Updating the Database Version

You’ll notice that our initial database version had PlayerId as the primary key. What this tells us is that we can only ever have one row per player in our database, which obviously goes against our goal of storing a row for every game every player ever finishes. We are going to use the onUpgrade method that we left unimplemented at the beginning to auto-upgrade our database.

For this we need to go back to the DbHelper class that we started with, which we review again below.

public class DbHelper extends SQLiteOpenHelper {

    public DbHelper(Context context) {
        super(context, "games.db", null, 1);
    }

    @Override
    public void onCreate(SQLiteDatabase db) {
        String sql = "create table Games " + "(PlayerId integer primary key, "
                + "Result integer, " + "PlayTime integer, "
                + "Difficulty integer); ";
        db.execSQL(sql);
    }

    @Override
    public void onUpgrade(SQLiteDatabase db, int oldVersion, int newVersion) {
        // do nothing for now
    }
}
 

Upon reviewing the onUpgrade method, we see that we have two parameters specifying the old version of the database and the new version of the database. Our flawed database version started as version 1, as we can see in our constructor. We’ll decree our new database version to be version 2. To update our games database from version 1 to version 2, we will drop the existing table and create a new one that adheres to the below diagram.

newSchema

Our onUpgrade method will look like below.

@Override
public void onUpgrade(SQLiteDatabase db, int oldVersion, int newVersion) {
    if (oldVersion == 1 && newVersion == 2) {
        String sql = "drop table Games;";
        db.execSQL(sql);
        sql = "create table Games " + "(Id integer primary key, "
                + "PlayerId integer, " + "Result integer, "
                + "PlayTime integer, " + "Difficulty integer); ";
        db.execSQL(sql);
    }
}

And we have to pass the new version to our base class constructor.
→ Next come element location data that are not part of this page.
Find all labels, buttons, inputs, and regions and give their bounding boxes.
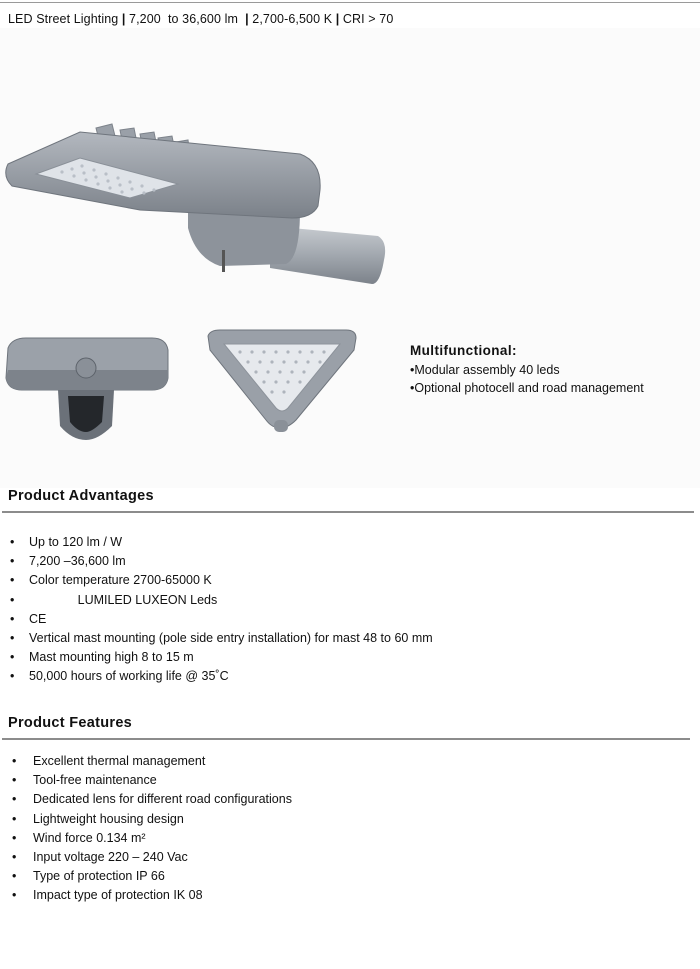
fixture-perspective-image <box>0 118 390 288</box>
features-rule <box>2 738 690 740</box>
list-item: • Up to 120 lm / W <box>10 535 123 549</box>
list-item: • Lightweight housing design <box>12 811 184 826</box>
list-item: • Tool-free maintenance <box>12 773 157 788</box>
fixture-side-view-image <box>2 330 172 440</box>
features-list <box>12 752 692 906</box>
list-item: • Wind force 0.134 m² <box>12 830 146 845</box>
advantages-list <box>10 533 690 687</box>
advantages-title: Product Advantages <box>8 488 154 504</box>
list-item: • CE <box>10 611 47 626</box>
list-item: • Color temperature 2700-65000 K <box>10 573 212 588</box>
multifunctional-title: Multifunctional: <box>410 343 517 358</box>
multifunctional-item: •Optional photocell and road management <box>410 381 644 395</box>
advantages-rule <box>2 511 694 513</box>
list-item: • Impact type of protection IK 08 <box>12 888 203 903</box>
fixture-bottom-view-image <box>200 328 362 436</box>
multifunctional-item: •Modular assembly 40 leds <box>410 362 560 377</box>
list-item: • Input voltage 220 – 240 Vac <box>12 849 188 864</box>
list-item: • Mast mounting high 8 to 15 m <box>10 650 194 665</box>
top-rule <box>0 2 700 3</box>
list-item: • Excellent thermal management <box>12 754 206 768</box>
list-item: • 7,200 –36,600 lm <box>10 554 126 569</box>
list-item: • 50,000 hours of working life @ 35˚C <box>10 669 229 684</box>
list-item: • Vertical mast mounting (pole side entry installation) for mast 48 to 60 mm <box>10 630 433 645</box>
list-item: • LUMILED LUXEON Leds <box>10 592 218 607</box>
list-item: • Dedicated lens for different road configurations <box>12 792 292 807</box>
list-item: • Type of protection IP 66 <box>12 869 165 884</box>
features-title: Product Features <box>8 715 133 731</box>
multifunctional-block <box>410 342 644 398</box>
product-header: LED Street Lighting | 7,200 to 36,600 lm | 2,700-6,500 K | CRI > 70 <box>8 12 394 26</box>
public DbHelper(Context context) {
    super(context, "games.db", null, 2);
}

Now whenever the new version of our app that uses our version 2 database runs on a device with a version 1 database, the onUpgrade method is called to update the database schema. Our onUpgrade code is destructive in that it drops the table and recreates it; you can implement this in a safer fashion to preserve your users’ data.

Next Steps

Our bare bones CRUD app has about 0 robustness built in, but it does demonstrate the absolute basics of Android database access. Improving on said robustness is beyond the scope of this article, and is something we might be seeing in the next few weeks.